CoreDNS: Enable reverse lookups

In order for the TLS certificates between etcd peers to work correctly, a DNS reverse lookup on a pod IP must map back to pod name. If you are using CoreDNS, check the CoreDNS ConfigMap and validate that in-addr.arpa and ip6.arpa are listed as wildcards for the kubernetes block like this:

Kubernetes 1.16+

Kubernetes < 1.16

  1. kubectl -n kube-system edit cm coredns
  2. [...]
  3. apiVersion: v1
  4. data:
  5. Corefile: |
  6. .:53 {
  7. errors
  8. health
  9. kubernetes cluster.local in-addr.arpa ip6.arpa {
  10. pods insecure
  11. upstream
  12. fallthrough in-addr.arpa ip6.arpa
  13. }
  14. prometheus :9153
  15. forward . /etc/resolv.conf
  16. cache 30
  17. }
  1. kubectl -n kube-system edit cm coredns
  2. [...]
  3. apiVersion: v1
  4. data:
  5. Corefile: |
  6. .:53 {
  7. errors
  8. health
  9. kubernetes cluster.local in-addr.arpa ip6.arpa {
  10. pods insecure
  11. upstream
  12. fallthrough in-addr.arpa ip6.arpa
  13. }
  14. prometheus :9153
  15. proxy . /etc/resolv.conf
  16. cache 30
  17. }

The contents can look different than the above. The specific configuration that matters is to make sure that in-addr.arpa and ip6.arpa are listed as wildcards next to cluster.local.

You can validate this by looking up a pod IP with the host utility from any pod:

  1. host 10.60.20.86
  2. 86.20.60.10.in-addr.arpa domain name pointer cilium-etcd-972nprv9dp.cilium-etcd.kube-system.svc.cluster.local.

What is the cilium-etcd-operator?

The cilium-etcd-operator uses and extends the etcd-operator to guarantee quorum, auto-create certificates, and manage compaction:

  • Automatic re-creation of the etcd cluster when the cluster loses quorum. The standard etcd-operator will refuse to bring up new etcd nodes and the etcd cluster becomes unusable.
  • Automatic creation of certificates and keys.
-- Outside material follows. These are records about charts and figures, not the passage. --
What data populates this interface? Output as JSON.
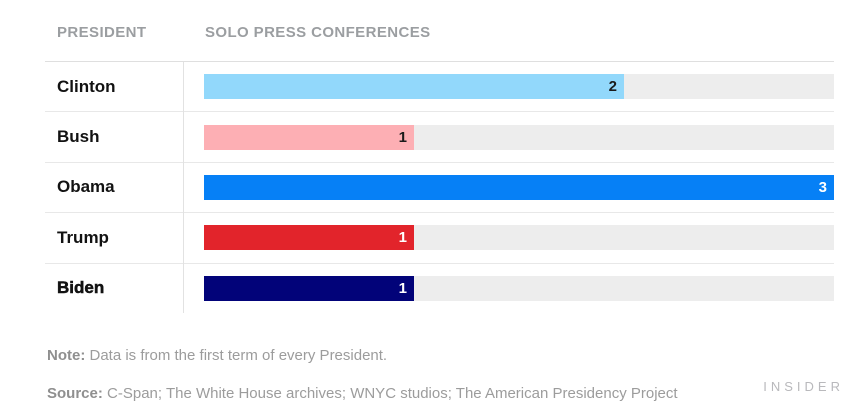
{
  "header": {
    "president_col": "PRESIDENT",
    "value_col": "SOLO PRESS CONFERENCES"
  },
  "chart_data": {
    "type": "bar",
    "orientation": "horizontal",
    "categories": [
      "Clinton",
      "Bush",
      "Obama",
      "Trump",
      "Biden"
    ],
    "values": [
      2,
      1,
      3,
      1,
      1
    ],
    "xlim": [
      0,
      3
    ],
    "xlabel": "SOLO PRESS CONFERENCES",
    "ylabel": "PRESIDENT",
    "grid": false,
    "legend": "none",
    "value_labels_shown": true,
    "bar_colors": [
      "#92D8FB",
      "#FDAFB4",
      "#0680F6",
      "#E2242B",
      "#020379"
    ],
    "value_label_colors": [
      "#1A1A1A",
      "#1A1A1A",
      "#FFFFFF",
      "#FFFFFF",
      "#FFFFFF"
    ],
    "track_color": "#EDEDED",
    "emphasized_category": "Biden"
  },
  "note": {
    "label": "Note:",
    "text": "Data is from the first term of every President."
  },
  "source": {
    "label": "Source:",
    "text": "C-Span; The White House archives; WNYC studios; The American Presidency Project"
  },
  "branding": {
    "wordmark": "INSIDER"
  }
}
This simplifies the installation of the operator and makes the certificates and keys required to access the etcd cluster available to Cilium using a well known Kubernetes secret name.
  • Compaction is automatically handled.

Limitations

Use of the cilium-etcd-operator offers a lot of advantages including simplicity of installation, automatic management of the etcd cluster including compaction, restart on quorum loss, and automatic use of TLS. There are several disadvantages which can become of relevance as you scale up your clusters:

  • etcd nodes operated by the etcd-operator will not use persistent storage. Once the etcd cluster looses quorum, the etcd cluster is automatically re-created by the cilium-etcd-operator. Cilium will automatically recover and re-create all state in etcd. This operation can take couple of seconds and may cause minor disruptions as ongoing distributed locks are invalidated and security identities have to be re-allocated.
  • etcd is very sensitive to disk IO latency and requires fast disk access at a certain scale. The cilium-etcd-operator will not take any measures to provide fast disk access and performance will depend whatever is provided to the pods in your Kubernetes cluster. See etcd Hardware recommendations for more details.